You know, from what you’ve written, you seen like a very valuable friend to have. I wish I had a friend who could see things through your lens. Everyone should have such a foil. :)
Neurotypical judgements rely closely on what they feel about things that you're doing and less on whether they're right or wrong. We need some more factual judges out there. Keeps everyone honest.
"Get yourself a friend that judges you like a psychopath. That neutral ground can really be freeing, or so I’m told." Athena, In my experience, I found this statement to be very true. It was one of the reasons I was attracted to the friend who judged me like a psychopath. It also gave me confidence in that he would reign me in if I became overly emotionally or concerned about things I should not. I was reminded of his perspective.
I don't have close friends. I have acquaintances, whom I appreciate and who come in handy, but not close friends. I haven't for years. I was a kid when I realized just how terrible that sounded to other people, as if I was committing some huge faux pas. They were constantly telling me to make friends, that it would be "good" for me.
I just didn't care. I like my own company, and my thoughts. I like the freedom of not having to consider other people all the time. And I don't understand how someone could prefer to spend their time with people who make them uncomfortable rather than just spending it alone.
I’m a NT and I hate shallow connections. Such a waste of time.
Well you wanna be friends? Lol, but will a high functioning sociopath due? Wink.
I can relate to your perspective and view people in the same way- even being an empath. People cannot grasp it when someone doesn’t judge like they do.
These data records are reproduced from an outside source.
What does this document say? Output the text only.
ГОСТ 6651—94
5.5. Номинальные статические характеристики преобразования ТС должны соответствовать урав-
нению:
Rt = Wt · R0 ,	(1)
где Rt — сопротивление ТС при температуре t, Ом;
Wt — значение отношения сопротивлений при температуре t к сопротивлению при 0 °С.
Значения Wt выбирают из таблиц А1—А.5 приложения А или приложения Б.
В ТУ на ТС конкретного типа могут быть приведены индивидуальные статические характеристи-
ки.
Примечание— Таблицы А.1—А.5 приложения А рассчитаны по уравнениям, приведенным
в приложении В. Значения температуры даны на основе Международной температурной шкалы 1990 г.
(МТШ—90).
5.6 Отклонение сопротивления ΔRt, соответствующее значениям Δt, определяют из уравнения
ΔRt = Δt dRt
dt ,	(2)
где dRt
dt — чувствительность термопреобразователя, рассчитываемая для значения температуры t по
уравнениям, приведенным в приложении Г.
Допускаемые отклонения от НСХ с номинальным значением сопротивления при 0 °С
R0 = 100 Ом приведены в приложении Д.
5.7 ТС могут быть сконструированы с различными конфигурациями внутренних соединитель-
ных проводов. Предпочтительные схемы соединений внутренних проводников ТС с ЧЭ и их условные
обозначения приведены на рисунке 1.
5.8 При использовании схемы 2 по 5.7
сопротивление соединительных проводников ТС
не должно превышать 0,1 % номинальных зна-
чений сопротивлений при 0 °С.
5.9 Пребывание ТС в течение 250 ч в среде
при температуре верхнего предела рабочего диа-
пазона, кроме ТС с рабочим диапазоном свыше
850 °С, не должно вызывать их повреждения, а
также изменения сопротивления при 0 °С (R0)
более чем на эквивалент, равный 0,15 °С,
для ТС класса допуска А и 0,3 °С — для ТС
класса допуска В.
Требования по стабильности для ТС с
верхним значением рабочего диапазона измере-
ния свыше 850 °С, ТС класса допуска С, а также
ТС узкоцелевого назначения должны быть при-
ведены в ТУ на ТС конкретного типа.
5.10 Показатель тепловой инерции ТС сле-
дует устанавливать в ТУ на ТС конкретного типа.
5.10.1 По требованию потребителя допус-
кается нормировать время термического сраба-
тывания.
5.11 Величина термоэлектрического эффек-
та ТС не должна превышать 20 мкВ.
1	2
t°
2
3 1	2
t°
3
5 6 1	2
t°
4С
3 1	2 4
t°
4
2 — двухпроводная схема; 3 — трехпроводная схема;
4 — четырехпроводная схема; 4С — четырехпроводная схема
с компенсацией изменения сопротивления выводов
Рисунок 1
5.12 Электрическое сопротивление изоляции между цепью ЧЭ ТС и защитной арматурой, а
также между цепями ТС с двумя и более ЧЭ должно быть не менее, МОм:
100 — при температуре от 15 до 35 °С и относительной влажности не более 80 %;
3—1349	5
I have often been told I am insensitive because of my logical and non-emotional thoughts or reactionary words (I struggle to not be brutally honest and with impulses sometimes). I explain that I am not trying to hurt anyone’s feelings (usually I am unaware in the moment that I am) and it wouldn’t hurt mine if it was said to me in the same tone. I guess, I treat others how I would like to be treated. It just sucks how dishonest most people are because 1 - they are concerned about feelings, 2 - they are non-committed to their truth and are unwilling to back up what they think logically, 3 - worried about how they will be viewed…
Easier said than done lol
Spoken as a friend.
This is really good, liked it a lot
I fell madly in love with a woman that I could be myself around at all times, and quickly came to the conclusion (aclinical guess) that she was a primary psychopath. I love (present tense) how driven, smart, tactical and free she is, but was gutted by how quickly she severed the relationship when my feelings became unmanageable to me. I still find these traits admirable though especially when used constructively. Very glad to understand the nature of your being and maybe hers.
A gay psycopath guy. Probably the best friend in the world to have! Lol
Heres my question....in order to have a psycopath as a friend, (which would be great) im wondering how a person like me who is driven by emotion would become a psycopaths friend? I imagine id drive you crazy! Trust wouldn't be the issue because I know my take on loyalty and honesty but my relentless need for answers and my curiosity about damn near everything would drive a wedge in the friendship I would imagine. Unless psycopaths are extremely patient, and tolerate my need to be expressive, I dont think id stand a chance.
Explains my past. Been told “ I keep you around because you are brutally honest “
Objectivity is gold! Someone in your life has to tell you the blunt truth.